Por eso, comencé a asistir a todas esas reuniones. Necesitaba encontrar lo que ellos tenían. Tenía que encontrarme con Dios. Poco a poco me integré a grupos donde aprendí de la Biblia, grupos que iban a ayudar a los más necesitados, grupos que se disfrazaban de payasos para divertir a los niños, viajes de ayuda social, retiros espirituales y un montón de reuniones más.
En realidad, no me di cuenta cual fue el punto bisagra en que toda mi angustia cambió, lo único que recuerdo es que un día me desperté y me di cuenta que me sentía feliz.
Me levantaba por las mañanas cantando, hacia las tareas de la casa, estudiaba, iba al club y aunque todo seguía siendo igual, yo estaba diferente. Un deseo de vivir enorme se había instalado en mi corazón. Ya no sentía ese vacío de afecto, ni esa angustia por la desprotección. Sin darme cuenta, me había reconciliado con Dios. Entendí que El siempre estuvo ahí para mi, pero era yo quien no quería hablarle, ni mirarlo, ni siquiera nombrarlo.  Estaba enojada y lo culpaba de mi tristeza sin darme cuenta que siempre estuvo a mi lado cuidándome. Estuvo en las cálidas manos de la madre de mi amiga que me cobijo en mi peor momento, estuvo en ese grupo de la escuela que fueron a contenerme, estuvo en el hombro de esas pequeñas amigas que contuvieron mi dolor, aún  en aquellas personas que me pedían fuerzas cuando no tenía ninguna porque eso me hizo más fuerte. El estuvo, pero era yo quien no podía verlo.
Pero el Señor con su infinita paciencia me esperó.
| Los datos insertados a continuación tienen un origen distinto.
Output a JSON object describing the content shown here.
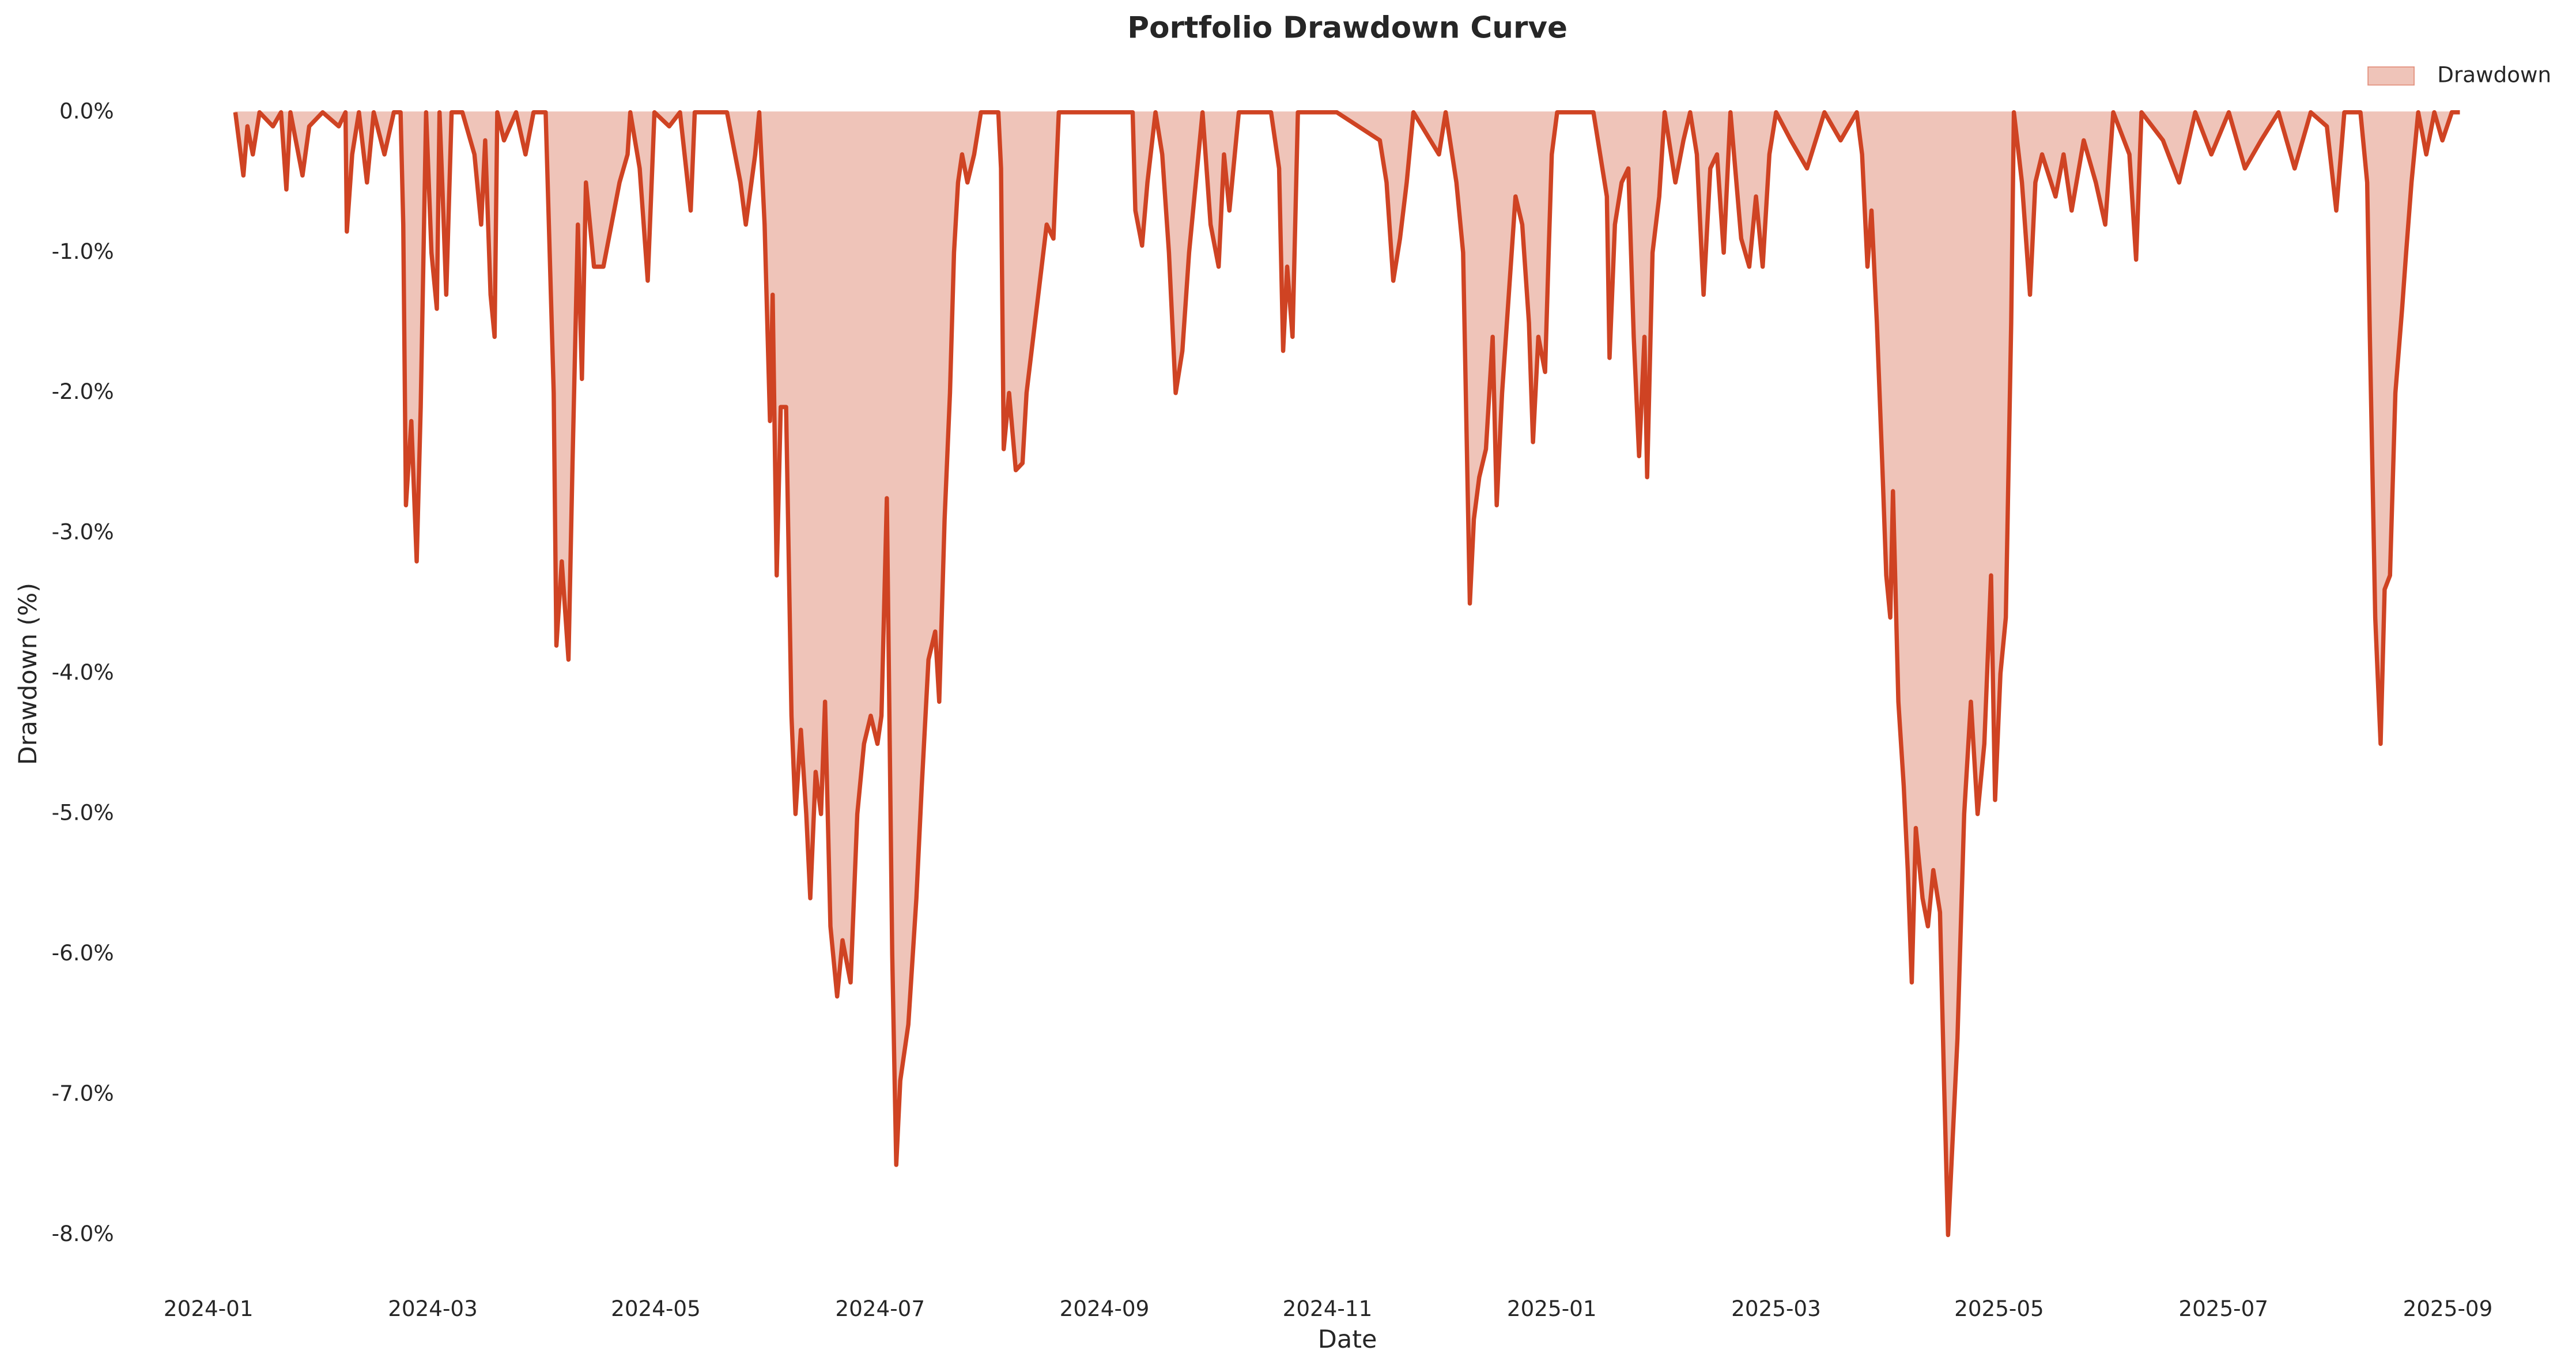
{
  "chart_data": {
    "type": "area",
    "title": "Portfolio Drawdown Curve",
    "x_label": "Date",
    "y_label": "Drawdown (%)",
    "legend": "upper right",
    "grid": false,
    "xlim": [
      2023.937,
      2025.76
    ],
    "ylim": [
      -8.38,
      0.4
    ],
    "xticks": [
      {
        "value": 2024,
        "label": "2024-01"
      },
      {
        "value": 2024.167,
        "label": "2024-03"
      },
      {
        "value": 2024.333,
        "label": "2024-05"
      },
      {
        "value": 2024.5,
        "label": "2024-07"
      },
      {
        "value": 2024.667,
        "label": "2024-09"
      },
      {
        "value": 2024.833,
        "label": "2024-11"
      },
      {
        "value": 2025,
        "label": "2025-01"
      },
      {
        "value": 2025.167,
        "label": "2025-03"
      },
      {
        "value": 2025.333,
        "label": "2025-05"
      },
      {
        "value": 2025.5,
        "label": "2025-07"
      },
      {
        "value": 2025.667,
        "label": "2025-09"
      }
    ],
    "yticks": [
      {
        "value": 0,
        "label": "0.0%"
      },
      {
        "value": -1,
        "label": "-1.0%"
      },
      {
        "value": -2,
        "label": "-2.0%"
      },
      {
        "value": -3,
        "label": "-3.0%"
      },
      {
        "value": -4,
        "label": "-4.0%"
      },
      {
        "value": -5,
        "label": "-5.0%"
      },
      {
        "value": -6,
        "label": "-6.0%"
      },
      {
        "value": -7,
        "label": "-7.0%"
      },
      {
        "value": -8,
        "label": "-8.0%"
      }
    ],
    "x": [
      2024.02,
      2024.026,
      2024.029,
      2024.033,
      2024.038,
      2024.048,
      2024.054,
      2024.058,
      2024.061,
      2024.07,
      2024.075,
      2024.085,
      2024.097,
      2024.102,
      2024.103,
      2024.107,
      2024.112,
      2024.118,
      2024.123,
      2024.131,
      2024.138,
      2024.143,
      2024.145,
      2024.147,
      2024.151,
      2024.155,
      2024.158,
      2024.162,
      2024.166,
      2024.17,
      2024.172,
      2024.174,
      2024.177,
      2024.181,
      2024.189,
      2024.198,
      2024.203,
      2024.206,
      2024.21,
      2024.213,
      2024.215,
      2024.22,
      2024.229,
      2024.236,
      2024.242,
      2024.251,
      2024.254,
      2024.257,
      2024.259,
      2024.263,
      2024.268,
      2024.271,
      2024.275,
      2024.278,
      2024.281,
      2024.287,
      2024.294,
      2024.3,
      2024.306,
      2024.312,
      2024.314,
      2024.321,
      2024.327,
      2024.332,
      2024.343,
      2024.351,
      2024.359,
      2024.362,
      2024.373,
      2024.386,
      2024.396,
      2024.4,
      2024.407,
      2024.41,
      2024.414,
      2024.418,
      2024.42,
      2024.423,
      2024.426,
      2024.43,
      2024.434,
      2024.437,
      2024.441,
      2024.445,
      2024.448,
      2024.452,
      2024.456,
      2024.459,
      2024.463,
      2024.468,
      2024.472,
      2024.478,
      2024.483,
      2024.488,
      2024.493,
      2024.498,
      2024.501,
      2024.505,
      2024.509,
      2024.512,
      2024.515,
      2024.521,
      2024.527,
      2024.531,
      2024.536,
      2024.541,
      2024.544,
      2024.548,
      2024.552,
      2024.555,
      2024.558,
      2024.561,
      2024.565,
      2024.57,
      2024.575,
      2024.588,
      2024.59,
      2024.592,
      2024.596,
      2024.601,
      2024.606,
      2024.609,
      2024.614,
      2024.619,
      2024.624,
      2024.629,
      2024.633,
      2024.656,
      2024.688,
      2024.69,
      2024.695,
      2024.699,
      2024.705,
      2024.71,
      2024.715,
      2024.72,
      2024.725,
      2024.73,
      2024.735,
      2024.74,
      2024.746,
      2024.752,
      2024.756,
      2024.76,
      2024.767,
      2024.791,
      2024.797,
      2024.8,
      2024.803,
      2024.807,
      2024.811,
      2024.84,
      2024.872,
      2024.877,
      2024.882,
      2024.887,
      2024.892,
      2024.897,
      2024.916,
      2024.921,
      2024.929,
      2024.934,
      2024.936,
      2024.939,
      2024.942,
      2024.946,
      2024.951,
      2024.956,
      2024.959,
      2024.963,
      2024.968,
      2024.973,
      2024.978,
      2024.983,
      2024.986,
      2024.99,
      2024.995,
      2024.998,
      2025.0,
      2025.004,
      2025.031,
      2025.041,
      2025.043,
      2025.047,
      2025.052,
      2025.057,
      2025.059,
      2025.061,
      2025.065,
      2025.069,
      2025.071,
      2025.075,
      2025.08,
      2025.084,
      2025.092,
      2025.098,
      2025.103,
      2025.108,
      2025.113,
      2025.118,
      2025.123,
      2025.128,
      2025.133,
      2025.141,
      2025.147,
      2025.152,
      2025.157,
      2025.162,
      2025.167,
      2025.178,
      2025.19,
      2025.203,
      2025.215,
      2025.227,
      2025.231,
      2025.235,
      2025.238,
      2025.242,
      2025.246,
      2025.249,
      2025.252,
      2025.254,
      2025.258,
      2025.262,
      2025.265,
      2025.268,
      2025.271,
      2025.276,
      2025.28,
      2025.284,
      2025.289,
      2025.292,
      2025.295,
      2025.299,
      2025.302,
      2025.307,
      2025.312,
      2025.317,
      2025.322,
      2025.327,
      2025.33,
      2025.334,
      2025.338,
      2025.342,
      2025.344,
      2025.35,
      2025.356,
      2025.36,
      2025.365,
      2025.375,
      2025.381,
      2025.387,
      2025.396,
      2025.405,
      2025.412,
      2025.418,
      2025.43,
      2025.435,
      2025.439,
      2025.455,
      2025.467,
      2025.479,
      2025.491,
      2025.504,
      2025.516,
      2025.528,
      2025.541,
      2025.553,
      2025.565,
      2025.577,
      2025.584,
      2025.59,
      2025.602,
      2025.607,
      2025.609,
      2025.613,
      2025.617,
      2025.62,
      2025.624,
      2025.628,
      2025.633,
      2025.636,
      2025.64,
      2025.645,
      2025.651,
      2025.657,
      2025.663,
      2025.67,
      2025.676
    ],
    "series": [
      {
        "name": "Drawdown",
        "color": "#cf4323",
        "fill_color": "#efc4b9",
        "values": [
          0,
          -0.45,
          -0.1,
          -0.3,
          0,
          -0.1,
          0,
          -0.55,
          0,
          -0.45,
          -0.1,
          0,
          -0.1,
          0,
          -0.85,
          -0.3,
          0,
          -0.5,
          0,
          -0.3,
          0,
          0,
          -0.8,
          -2.8,
          -2.2,
          -3.2,
          -2.1,
          0,
          -1.0,
          -1.4,
          0,
          -0.5,
          -1.3,
          0,
          0,
          -0.3,
          -0.8,
          -0.2,
          -1.3,
          -1.6,
          0,
          -0.2,
          0,
          -0.3,
          0,
          0,
          -1.0,
          -2.0,
          -3.8,
          -3.2,
          -3.9,
          -2.5,
          -0.8,
          -1.9,
          -0.5,
          -1.1,
          -1.1,
          -0.8,
          -0.5,
          -0.3,
          0,
          -0.4,
          -1.2,
          0,
          -0.1,
          0,
          -0.7,
          0,
          0,
          0,
          -0.5,
          -0.8,
          -0.3,
          0,
          -0.8,
          -2.2,
          -1.3,
          -3.3,
          -2.1,
          -2.1,
          -4.3,
          -5.0,
          -4.4,
          -5.0,
          -5.6,
          -4.7,
          -5.0,
          -4.2,
          -5.8,
          -6.3,
          -5.9,
          -6.2,
          -5.0,
          -4.5,
          -4.3,
          -4.5,
          -4.3,
          -2.75,
          -6.0,
          -7.5,
          -6.9,
          -6.5,
          -5.6,
          -4.8,
          -3.9,
          -3.7,
          -4.2,
          -2.9,
          -2.0,
          -1.0,
          -0.5,
          -0.3,
          -0.5,
          -0.3,
          0,
          0,
          -0.4,
          -2.4,
          -2.0,
          -2.55,
          -2.5,
          -2.0,
          -1.6,
          -1.2,
          -0.8,
          -0.9,
          0,
          0,
          0,
          -0.7,
          -0.95,
          -0.5,
          0,
          -0.3,
          -1.0,
          -2.0,
          -1.7,
          -1.0,
          -0.5,
          0,
          -0.8,
          -1.1,
          -0.3,
          -0.7,
          0,
          0,
          -0.4,
          -1.7,
          -1.1,
          -1.6,
          0,
          0,
          -0.2,
          -0.5,
          -1.2,
          -0.9,
          -0.5,
          0,
          -0.3,
          0,
          -0.5,
          -1.0,
          -2.0,
          -3.5,
          -2.9,
          -2.6,
          -2.4,
          -1.6,
          -2.8,
          -2.0,
          -1.3,
          -0.6,
          -0.8,
          -1.5,
          -2.35,
          -1.6,
          -1.85,
          -0.9,
          -0.3,
          0,
          0,
          -0.6,
          -1.75,
          -0.8,
          -0.5,
          -0.4,
          -1.0,
          -1.6,
          -2.45,
          -1.6,
          -2.6,
          -1.0,
          -0.6,
          0,
          -0.5,
          -0.2,
          0,
          -0.3,
          -1.3,
          -0.4,
          -0.3,
          -1.0,
          0,
          -0.9,
          -1.1,
          -0.6,
          -1.1,
          -0.3,
          0,
          -0.2,
          -0.4,
          0,
          -0.2,
          0,
          -0.3,
          -1.1,
          -0.7,
          -1.5,
          -2.5,
          -3.3,
          -3.6,
          -2.7,
          -4.2,
          -4.8,
          -5.4,
          -6.2,
          -5.1,
          -5.6,
          -5.8,
          -5.4,
          -5.7,
          -6.9,
          -8.0,
          -7.2,
          -6.6,
          -5.0,
          -4.2,
          -5.0,
          -4.5,
          -3.3,
          -4.9,
          -4.0,
          -3.6,
          -1.5,
          0,
          -0.5,
          -1.3,
          -0.5,
          -0.3,
          -0.6,
          -0.3,
          -0.7,
          -0.2,
          -0.5,
          -0.8,
          0,
          -0.3,
          -1.05,
          0,
          -0.2,
          -0.5,
          0,
          -0.3,
          0,
          -0.4,
          -0.2,
          0,
          -0.4,
          0,
          -0.1,
          -0.7,
          0,
          0,
          -0.5,
          -1.6,
          -3.6,
          -4.5,
          -3.4,
          -3.3,
          -2.0,
          -1.4,
          -1.0,
          -0.5,
          0,
          -0.3,
          0,
          -0.2,
          0,
          0
        ]
      }
    ]
  }
}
Poco a poco fue trabajando en mi corazón, limpiando mis rencores, secando mis lágrimas y  un día mis ojos se abrieron. Aprendí que mi relación con él no dependía de un objeto como el rosario, ni de un rezo repetido de memoria, sino que era una charla de corazón a corazón con alguien que me comprende y ama, que sufrió mi dolor, que supo lo que era esa sensación de sentirse abandonado y que aún podía escuchar mis quejas y mis enojos, pero nunca me daría la espalda. Una mañana reconocí mi perdida sonrisa en el espejo y me di cuenta que alguien había cambiado mi tristeza en alegría y ese alguien fue Jesús. Te aseguro que Si necesitás ayuda, necesitás a Dios. No dudes en experimentar su amistad y recuperar tu sonrisa.